DIAGNOSTICO
Diagnóstico
La discapacidad intelectual se debe verificar con el tiempo, es muy difícil que un neurólogo
establezca un diagnóstico cuando el niño tiene 18 meses de edad, después de los
48 meses, el margen de error para no confundir esta condición con otras
enfermedades es menor.
“Entre más pequeño sea el niño, más difícil es el
diagnóstico de discapacidad intelectual, porque conviven con otras dificultades
cognitivas, como el autismo, problemas de déficit de atención o memoria. Hay
niños que sólo tienen problemas de memoria, motricidad o una epilepsia que se
puede controlar, entonces los rasgos de inteligencia suben y no tienen discapacidad
intelectual, sino otras afecciones”.
Conforme los menores de edad se acercan a los seis años, es
más fácil que se verifiquen sus habilidades cognitivas. Es prudente que ante la
sospecha de cualquier tipo de discapacidad, los padres de familia acudan con un
genetista para que se haga un diagnóstico más específico y se sepa cuáles son
los defectos congénitos y enfermedades hereditarias del menor de edad.

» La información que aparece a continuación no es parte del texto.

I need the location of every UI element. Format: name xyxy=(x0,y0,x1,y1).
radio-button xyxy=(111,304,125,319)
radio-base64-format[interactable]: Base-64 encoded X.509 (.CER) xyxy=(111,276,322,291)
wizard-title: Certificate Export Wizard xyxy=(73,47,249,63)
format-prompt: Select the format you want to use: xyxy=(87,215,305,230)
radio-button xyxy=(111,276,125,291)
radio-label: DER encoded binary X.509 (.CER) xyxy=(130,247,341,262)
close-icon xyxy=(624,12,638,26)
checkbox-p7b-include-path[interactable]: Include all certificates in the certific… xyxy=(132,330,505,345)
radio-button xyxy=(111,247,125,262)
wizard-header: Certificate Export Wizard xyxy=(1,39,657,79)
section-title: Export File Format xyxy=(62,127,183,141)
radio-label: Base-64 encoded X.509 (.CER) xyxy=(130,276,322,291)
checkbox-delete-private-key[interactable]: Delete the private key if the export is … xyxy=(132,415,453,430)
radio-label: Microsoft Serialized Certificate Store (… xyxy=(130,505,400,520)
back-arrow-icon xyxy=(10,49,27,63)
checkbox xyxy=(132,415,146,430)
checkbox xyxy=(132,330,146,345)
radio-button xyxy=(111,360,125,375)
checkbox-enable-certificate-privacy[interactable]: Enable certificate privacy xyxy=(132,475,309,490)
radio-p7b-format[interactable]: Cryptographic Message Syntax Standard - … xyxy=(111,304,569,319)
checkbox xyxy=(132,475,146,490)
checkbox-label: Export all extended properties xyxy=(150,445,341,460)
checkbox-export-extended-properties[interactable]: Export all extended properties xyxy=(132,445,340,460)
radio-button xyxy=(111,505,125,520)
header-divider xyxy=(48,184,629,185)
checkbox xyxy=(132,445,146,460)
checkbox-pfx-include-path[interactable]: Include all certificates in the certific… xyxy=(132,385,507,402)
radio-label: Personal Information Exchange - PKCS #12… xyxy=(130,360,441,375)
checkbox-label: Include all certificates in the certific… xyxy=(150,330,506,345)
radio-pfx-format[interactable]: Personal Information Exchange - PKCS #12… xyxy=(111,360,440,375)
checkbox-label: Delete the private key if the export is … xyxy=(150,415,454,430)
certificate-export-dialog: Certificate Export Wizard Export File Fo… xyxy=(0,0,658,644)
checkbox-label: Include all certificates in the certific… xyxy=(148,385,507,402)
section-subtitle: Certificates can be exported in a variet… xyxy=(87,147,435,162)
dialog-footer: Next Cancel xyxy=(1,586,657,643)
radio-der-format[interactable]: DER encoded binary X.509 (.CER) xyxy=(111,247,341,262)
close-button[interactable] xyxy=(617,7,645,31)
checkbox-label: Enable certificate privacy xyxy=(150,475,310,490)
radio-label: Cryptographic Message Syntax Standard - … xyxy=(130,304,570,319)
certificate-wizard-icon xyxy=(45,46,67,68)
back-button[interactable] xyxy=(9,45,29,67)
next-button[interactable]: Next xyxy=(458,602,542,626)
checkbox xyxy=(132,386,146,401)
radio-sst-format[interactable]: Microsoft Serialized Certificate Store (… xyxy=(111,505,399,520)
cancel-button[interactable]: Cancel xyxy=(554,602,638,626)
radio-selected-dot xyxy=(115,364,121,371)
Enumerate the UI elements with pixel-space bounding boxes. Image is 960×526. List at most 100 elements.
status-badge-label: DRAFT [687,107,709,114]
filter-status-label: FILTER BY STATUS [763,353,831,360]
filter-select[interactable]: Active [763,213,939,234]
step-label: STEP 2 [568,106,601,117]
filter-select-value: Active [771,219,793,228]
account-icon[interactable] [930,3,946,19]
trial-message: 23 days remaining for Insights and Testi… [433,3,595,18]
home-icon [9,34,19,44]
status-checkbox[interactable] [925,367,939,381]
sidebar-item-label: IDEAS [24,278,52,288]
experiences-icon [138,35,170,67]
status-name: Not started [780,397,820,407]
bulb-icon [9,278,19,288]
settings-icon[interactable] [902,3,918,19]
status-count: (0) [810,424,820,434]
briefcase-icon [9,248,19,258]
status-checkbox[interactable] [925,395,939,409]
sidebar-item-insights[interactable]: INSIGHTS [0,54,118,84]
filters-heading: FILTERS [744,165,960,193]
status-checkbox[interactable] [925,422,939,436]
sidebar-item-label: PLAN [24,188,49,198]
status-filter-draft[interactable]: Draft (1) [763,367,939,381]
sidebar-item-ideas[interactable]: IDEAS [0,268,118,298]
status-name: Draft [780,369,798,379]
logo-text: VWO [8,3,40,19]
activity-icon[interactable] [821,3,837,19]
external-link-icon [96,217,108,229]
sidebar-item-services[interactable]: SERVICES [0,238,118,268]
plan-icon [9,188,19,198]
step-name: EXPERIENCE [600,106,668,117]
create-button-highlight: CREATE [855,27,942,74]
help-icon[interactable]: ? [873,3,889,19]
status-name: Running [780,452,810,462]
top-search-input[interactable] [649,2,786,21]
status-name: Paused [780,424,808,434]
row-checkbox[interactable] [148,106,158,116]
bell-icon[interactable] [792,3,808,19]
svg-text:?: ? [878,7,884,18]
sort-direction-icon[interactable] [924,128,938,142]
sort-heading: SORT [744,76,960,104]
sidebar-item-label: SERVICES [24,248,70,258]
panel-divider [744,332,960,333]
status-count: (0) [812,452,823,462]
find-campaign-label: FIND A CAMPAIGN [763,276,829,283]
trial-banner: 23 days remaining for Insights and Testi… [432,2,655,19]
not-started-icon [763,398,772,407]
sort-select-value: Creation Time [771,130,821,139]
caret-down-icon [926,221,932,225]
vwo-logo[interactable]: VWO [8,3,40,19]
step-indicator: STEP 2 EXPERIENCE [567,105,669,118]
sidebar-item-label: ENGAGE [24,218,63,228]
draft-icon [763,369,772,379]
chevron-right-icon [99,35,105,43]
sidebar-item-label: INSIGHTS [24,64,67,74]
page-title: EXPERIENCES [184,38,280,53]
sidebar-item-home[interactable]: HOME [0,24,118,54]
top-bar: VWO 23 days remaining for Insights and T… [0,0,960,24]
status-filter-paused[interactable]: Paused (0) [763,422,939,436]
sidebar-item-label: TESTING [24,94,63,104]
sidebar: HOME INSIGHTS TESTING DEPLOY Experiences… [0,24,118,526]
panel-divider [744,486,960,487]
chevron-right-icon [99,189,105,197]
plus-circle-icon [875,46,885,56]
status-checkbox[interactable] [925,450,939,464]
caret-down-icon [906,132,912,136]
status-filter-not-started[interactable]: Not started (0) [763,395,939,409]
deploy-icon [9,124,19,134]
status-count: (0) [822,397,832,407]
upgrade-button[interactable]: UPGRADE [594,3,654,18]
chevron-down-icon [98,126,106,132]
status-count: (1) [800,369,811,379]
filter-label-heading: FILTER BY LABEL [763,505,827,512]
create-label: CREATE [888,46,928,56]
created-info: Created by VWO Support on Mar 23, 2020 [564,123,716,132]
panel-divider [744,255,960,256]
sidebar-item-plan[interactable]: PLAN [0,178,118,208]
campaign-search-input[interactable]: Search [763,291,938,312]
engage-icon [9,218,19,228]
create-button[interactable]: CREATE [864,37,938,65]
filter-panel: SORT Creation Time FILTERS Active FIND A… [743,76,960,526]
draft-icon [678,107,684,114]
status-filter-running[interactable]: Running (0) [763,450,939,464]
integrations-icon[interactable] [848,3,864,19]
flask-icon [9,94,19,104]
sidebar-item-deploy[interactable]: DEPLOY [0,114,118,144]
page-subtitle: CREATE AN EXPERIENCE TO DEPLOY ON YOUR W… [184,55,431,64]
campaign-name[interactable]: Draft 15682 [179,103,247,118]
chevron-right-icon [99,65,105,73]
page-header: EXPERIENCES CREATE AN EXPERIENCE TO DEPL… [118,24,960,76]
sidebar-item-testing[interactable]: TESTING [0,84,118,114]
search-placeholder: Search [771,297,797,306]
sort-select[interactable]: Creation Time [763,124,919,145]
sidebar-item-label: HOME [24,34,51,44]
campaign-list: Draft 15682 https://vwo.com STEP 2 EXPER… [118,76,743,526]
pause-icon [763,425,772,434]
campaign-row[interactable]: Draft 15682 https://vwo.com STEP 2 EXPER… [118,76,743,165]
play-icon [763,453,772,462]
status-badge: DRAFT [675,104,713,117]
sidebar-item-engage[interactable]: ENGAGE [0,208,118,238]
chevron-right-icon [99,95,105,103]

“Existen muchas trabas para que los papás hagan estudios
genéticos, porque tienen el pensamiento generalizado de que si se hace, se va a
encontrar algo en su hijo, aunque no haya una cura o un tratamiento para lo que
sea que tenga, además de que se piensa que al ser diagnosticado, el pequeño
tendrá una etiqueta, pero no es así, se deben hacer estos estudios para que los
expertos sepan dar consejos, para saber si un hermano, por ejemplo, nacerá con
las mismas condiciones”.
La discapacidad cognitiva es un problema degenerativo, pese
a que no existe una cura como tal, es importante tener un diagnóstico temprano
para poder brindar una mejor calidad de vida en el futuro a estos pacientes.
“Es un diagnóstico fuerte, los padres no lo aceptan tan fácil, porque es algo
de por vida, como es una situación que va a afectar la calidad de vida de toda
la familia, hay que darles mucho apoyo”.